A 74-year-old Caucasian man presented to the hospital with intractable back and chest pain, a diffuse skin rash, and altered mental status. He said that 2 days ago, he’d gone to a different local hospital for treatment of back pain and a headache that had begun 3 days earlier. He was treated with intravenous hydromorphone and sent home with a prescription for meperidine. He said that several hours after being treated with the hydromorphone, the rash developed on his head and then spread to his trunk and upper extremities.
On physical examination, the patient was afebrile. He had numerous erythematous papules and vesicles in various stages of development on his scalp, face, neck, chest (FIGURE), abdomen, back, upper extremities, and groin. The lesions continued to spread and eventually involved his posterior oropharynx. The patient also developed conjunctivitis.
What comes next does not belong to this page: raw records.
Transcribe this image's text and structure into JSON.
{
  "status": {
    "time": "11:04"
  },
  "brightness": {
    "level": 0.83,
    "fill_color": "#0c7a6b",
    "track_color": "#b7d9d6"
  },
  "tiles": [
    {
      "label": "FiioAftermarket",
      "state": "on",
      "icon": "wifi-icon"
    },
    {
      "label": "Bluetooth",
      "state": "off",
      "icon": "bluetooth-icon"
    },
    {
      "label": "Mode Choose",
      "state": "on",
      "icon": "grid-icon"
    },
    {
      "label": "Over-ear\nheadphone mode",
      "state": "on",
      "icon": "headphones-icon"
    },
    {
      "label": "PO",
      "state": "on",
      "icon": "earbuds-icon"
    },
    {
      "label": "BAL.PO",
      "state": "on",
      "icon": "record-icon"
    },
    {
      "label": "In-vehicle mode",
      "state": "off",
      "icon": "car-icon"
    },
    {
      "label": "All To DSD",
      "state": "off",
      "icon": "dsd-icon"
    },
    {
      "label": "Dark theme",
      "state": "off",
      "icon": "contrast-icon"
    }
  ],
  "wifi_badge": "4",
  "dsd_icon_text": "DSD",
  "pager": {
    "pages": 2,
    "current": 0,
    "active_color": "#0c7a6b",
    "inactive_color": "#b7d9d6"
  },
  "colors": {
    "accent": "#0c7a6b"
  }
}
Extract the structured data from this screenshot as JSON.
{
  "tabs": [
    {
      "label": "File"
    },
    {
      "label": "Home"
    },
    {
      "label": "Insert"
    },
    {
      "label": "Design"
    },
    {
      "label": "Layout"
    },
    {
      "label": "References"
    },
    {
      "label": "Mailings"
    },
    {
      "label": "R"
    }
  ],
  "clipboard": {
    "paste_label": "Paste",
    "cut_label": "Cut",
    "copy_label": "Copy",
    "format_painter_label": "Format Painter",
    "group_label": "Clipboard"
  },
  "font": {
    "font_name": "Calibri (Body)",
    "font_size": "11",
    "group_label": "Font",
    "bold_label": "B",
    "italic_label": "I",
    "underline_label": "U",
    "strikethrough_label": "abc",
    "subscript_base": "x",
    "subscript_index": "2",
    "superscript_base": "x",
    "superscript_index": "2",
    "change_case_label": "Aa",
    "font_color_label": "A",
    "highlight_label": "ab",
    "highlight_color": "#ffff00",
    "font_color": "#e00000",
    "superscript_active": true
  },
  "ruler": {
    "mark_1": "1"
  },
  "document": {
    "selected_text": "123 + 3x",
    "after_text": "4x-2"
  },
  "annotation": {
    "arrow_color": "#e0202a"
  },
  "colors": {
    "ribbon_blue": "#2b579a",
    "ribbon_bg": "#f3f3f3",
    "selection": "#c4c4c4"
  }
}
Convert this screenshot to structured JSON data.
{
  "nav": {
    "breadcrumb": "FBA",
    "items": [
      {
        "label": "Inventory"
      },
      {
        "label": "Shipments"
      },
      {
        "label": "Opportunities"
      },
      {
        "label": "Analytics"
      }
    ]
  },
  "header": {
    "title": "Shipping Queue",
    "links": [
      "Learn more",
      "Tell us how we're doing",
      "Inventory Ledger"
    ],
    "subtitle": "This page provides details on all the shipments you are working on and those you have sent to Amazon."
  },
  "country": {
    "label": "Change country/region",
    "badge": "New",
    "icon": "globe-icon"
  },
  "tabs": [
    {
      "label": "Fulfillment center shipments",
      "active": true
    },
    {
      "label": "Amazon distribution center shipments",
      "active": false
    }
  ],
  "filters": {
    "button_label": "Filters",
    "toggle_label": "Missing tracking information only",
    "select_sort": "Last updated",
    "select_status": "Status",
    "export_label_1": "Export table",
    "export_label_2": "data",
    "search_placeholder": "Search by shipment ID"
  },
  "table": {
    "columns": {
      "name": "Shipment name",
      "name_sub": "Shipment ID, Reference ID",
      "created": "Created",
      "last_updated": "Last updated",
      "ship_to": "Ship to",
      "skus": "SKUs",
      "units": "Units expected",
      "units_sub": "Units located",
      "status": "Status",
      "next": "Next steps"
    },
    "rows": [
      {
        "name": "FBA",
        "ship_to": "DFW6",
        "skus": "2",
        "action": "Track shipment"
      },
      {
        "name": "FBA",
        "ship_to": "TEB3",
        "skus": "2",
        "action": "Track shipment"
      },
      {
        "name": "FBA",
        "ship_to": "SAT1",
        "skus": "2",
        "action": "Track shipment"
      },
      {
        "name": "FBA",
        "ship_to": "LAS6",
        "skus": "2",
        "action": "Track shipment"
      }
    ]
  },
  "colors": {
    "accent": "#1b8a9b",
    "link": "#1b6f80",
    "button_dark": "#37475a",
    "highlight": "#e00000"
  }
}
Laboratory findings included a white blood cell count of 4000/mcL (normal: 4500-11,000/mcL) with 65.9% segmented neutrophils (normal: 40%-60%), and 16.7% lymphocytes (normal: 20%-40%). Lab tests also revealed an aspartate aminotransferase level of 263 U/L (normal: 10-40 U/L), alanine aminotransferase of 236 U/L (normal: 7-56 U/L), and lactate dehydrogenase of 628 U/L (normal: 140-280 U/L).
The patient’s medical history was significant for hypertension, osteoarthritis, and IgG-kappa multiple myeloma, which had been treated with multiple chemotherapy regimens that included lenalidomide. Five years earlier, he’d undergone an autologous bone marrow transplant (BMT). At the time of presentation, the patient was being treated with daratumumab; he received his most recent treatment approximately one month earlier. Other medications included amlodipine, esomeprazole, and escitalopram.